Tuesday, July 14, 2009

Prevent Malnutrition



According to Nicolas de Torrente, the Executive Director of Doctors Without Borders U.S.A, in a letter to the editor of the New York Times, the quality of food children intake after the age of exclusive breast-feeding is just as important as the quantity. To maintain health and spurn growth, children between the ages of 6 and 24 months need energy from grains and fats, along with essential nutrients found in animal-source proteins like milk.

“In ‘malnutrition hot spots' like the Sahel, East Africa and South Asia, where most of the world's five million malnutrition-related deaths occur each year, poor families already struggle, and often fail, to provide their children with such varied diets,” said Torrente.

The director of Doctors Without Borders believes it is critical to improve the World Food Program’s ability to distribute general food as the global food crisis carries on.

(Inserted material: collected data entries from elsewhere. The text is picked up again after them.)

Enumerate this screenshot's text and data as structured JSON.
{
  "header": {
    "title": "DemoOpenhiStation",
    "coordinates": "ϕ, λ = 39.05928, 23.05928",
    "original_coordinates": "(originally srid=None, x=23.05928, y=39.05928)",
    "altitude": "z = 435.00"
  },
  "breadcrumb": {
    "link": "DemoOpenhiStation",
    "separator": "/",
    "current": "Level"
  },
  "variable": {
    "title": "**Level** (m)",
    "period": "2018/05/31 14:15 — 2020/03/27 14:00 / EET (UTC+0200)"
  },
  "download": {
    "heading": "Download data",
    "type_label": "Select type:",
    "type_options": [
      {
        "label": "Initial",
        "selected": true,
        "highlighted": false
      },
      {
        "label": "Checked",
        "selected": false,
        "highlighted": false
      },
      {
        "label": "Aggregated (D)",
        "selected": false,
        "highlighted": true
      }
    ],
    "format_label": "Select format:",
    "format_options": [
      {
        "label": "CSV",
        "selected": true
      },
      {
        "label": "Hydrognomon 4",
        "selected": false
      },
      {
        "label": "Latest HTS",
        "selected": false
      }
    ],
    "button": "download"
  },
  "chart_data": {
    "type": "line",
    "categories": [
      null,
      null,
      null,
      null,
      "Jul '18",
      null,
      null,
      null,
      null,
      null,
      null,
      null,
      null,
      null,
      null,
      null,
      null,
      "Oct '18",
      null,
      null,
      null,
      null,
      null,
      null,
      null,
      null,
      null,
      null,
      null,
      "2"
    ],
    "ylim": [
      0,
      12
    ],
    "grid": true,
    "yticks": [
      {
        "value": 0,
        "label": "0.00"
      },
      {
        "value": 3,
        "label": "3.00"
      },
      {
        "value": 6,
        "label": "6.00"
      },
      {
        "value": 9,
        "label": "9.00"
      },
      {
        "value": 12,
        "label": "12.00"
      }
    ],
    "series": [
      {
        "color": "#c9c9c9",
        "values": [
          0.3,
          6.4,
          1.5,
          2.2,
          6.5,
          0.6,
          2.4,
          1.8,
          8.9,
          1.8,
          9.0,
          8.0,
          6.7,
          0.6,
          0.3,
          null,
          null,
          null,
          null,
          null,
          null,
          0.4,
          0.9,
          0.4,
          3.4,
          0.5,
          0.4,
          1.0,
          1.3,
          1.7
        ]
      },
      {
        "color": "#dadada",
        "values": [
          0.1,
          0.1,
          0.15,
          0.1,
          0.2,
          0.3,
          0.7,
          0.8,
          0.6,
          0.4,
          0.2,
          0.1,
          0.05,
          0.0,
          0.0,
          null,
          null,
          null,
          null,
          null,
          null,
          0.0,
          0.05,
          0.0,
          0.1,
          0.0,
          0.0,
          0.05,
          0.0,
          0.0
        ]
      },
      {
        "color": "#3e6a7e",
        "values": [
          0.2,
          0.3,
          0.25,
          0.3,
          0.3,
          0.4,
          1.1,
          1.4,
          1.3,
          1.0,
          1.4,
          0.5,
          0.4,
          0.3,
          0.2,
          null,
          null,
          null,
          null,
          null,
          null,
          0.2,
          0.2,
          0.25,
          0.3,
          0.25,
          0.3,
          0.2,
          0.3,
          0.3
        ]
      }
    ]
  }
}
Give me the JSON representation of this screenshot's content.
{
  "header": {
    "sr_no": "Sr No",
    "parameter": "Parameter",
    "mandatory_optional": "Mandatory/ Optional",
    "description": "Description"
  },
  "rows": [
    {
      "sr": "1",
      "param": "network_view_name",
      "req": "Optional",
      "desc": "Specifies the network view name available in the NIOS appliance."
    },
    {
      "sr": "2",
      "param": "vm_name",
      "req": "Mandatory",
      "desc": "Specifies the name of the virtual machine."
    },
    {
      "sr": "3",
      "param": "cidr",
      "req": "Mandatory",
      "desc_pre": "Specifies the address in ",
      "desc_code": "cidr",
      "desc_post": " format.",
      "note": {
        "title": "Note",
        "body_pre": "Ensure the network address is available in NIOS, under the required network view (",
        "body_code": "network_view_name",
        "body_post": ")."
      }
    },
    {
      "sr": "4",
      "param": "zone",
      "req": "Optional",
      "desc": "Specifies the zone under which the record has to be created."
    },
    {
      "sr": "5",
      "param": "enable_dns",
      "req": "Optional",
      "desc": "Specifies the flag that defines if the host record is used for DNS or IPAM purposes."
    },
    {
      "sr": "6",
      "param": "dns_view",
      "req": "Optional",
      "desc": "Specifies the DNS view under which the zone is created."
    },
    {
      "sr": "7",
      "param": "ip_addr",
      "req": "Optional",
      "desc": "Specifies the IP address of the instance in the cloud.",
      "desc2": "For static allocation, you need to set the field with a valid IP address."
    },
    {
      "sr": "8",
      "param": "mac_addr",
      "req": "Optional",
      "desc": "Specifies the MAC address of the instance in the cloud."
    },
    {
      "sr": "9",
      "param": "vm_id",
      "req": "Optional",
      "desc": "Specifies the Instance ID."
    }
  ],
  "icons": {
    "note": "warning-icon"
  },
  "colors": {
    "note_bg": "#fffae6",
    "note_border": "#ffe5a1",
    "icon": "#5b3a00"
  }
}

“But increasing the quantity of food aid is not enough,” said Torrente. “Stemming and reversing the high rate of malnutrition-related deaths in the young should be a top priority.”

By providing “ready-to-use” nutrient-rich and dense foods as well as other nutritional supplements targeted to the specific needs of small children, Torrente is convinced of a promising impact.

“Enhancing existing food aid with these supplements may increase the global cost of food aid, but if the world truly seeks to contain this growing crisis, this cannot be seen as a luxury,” said Torrente.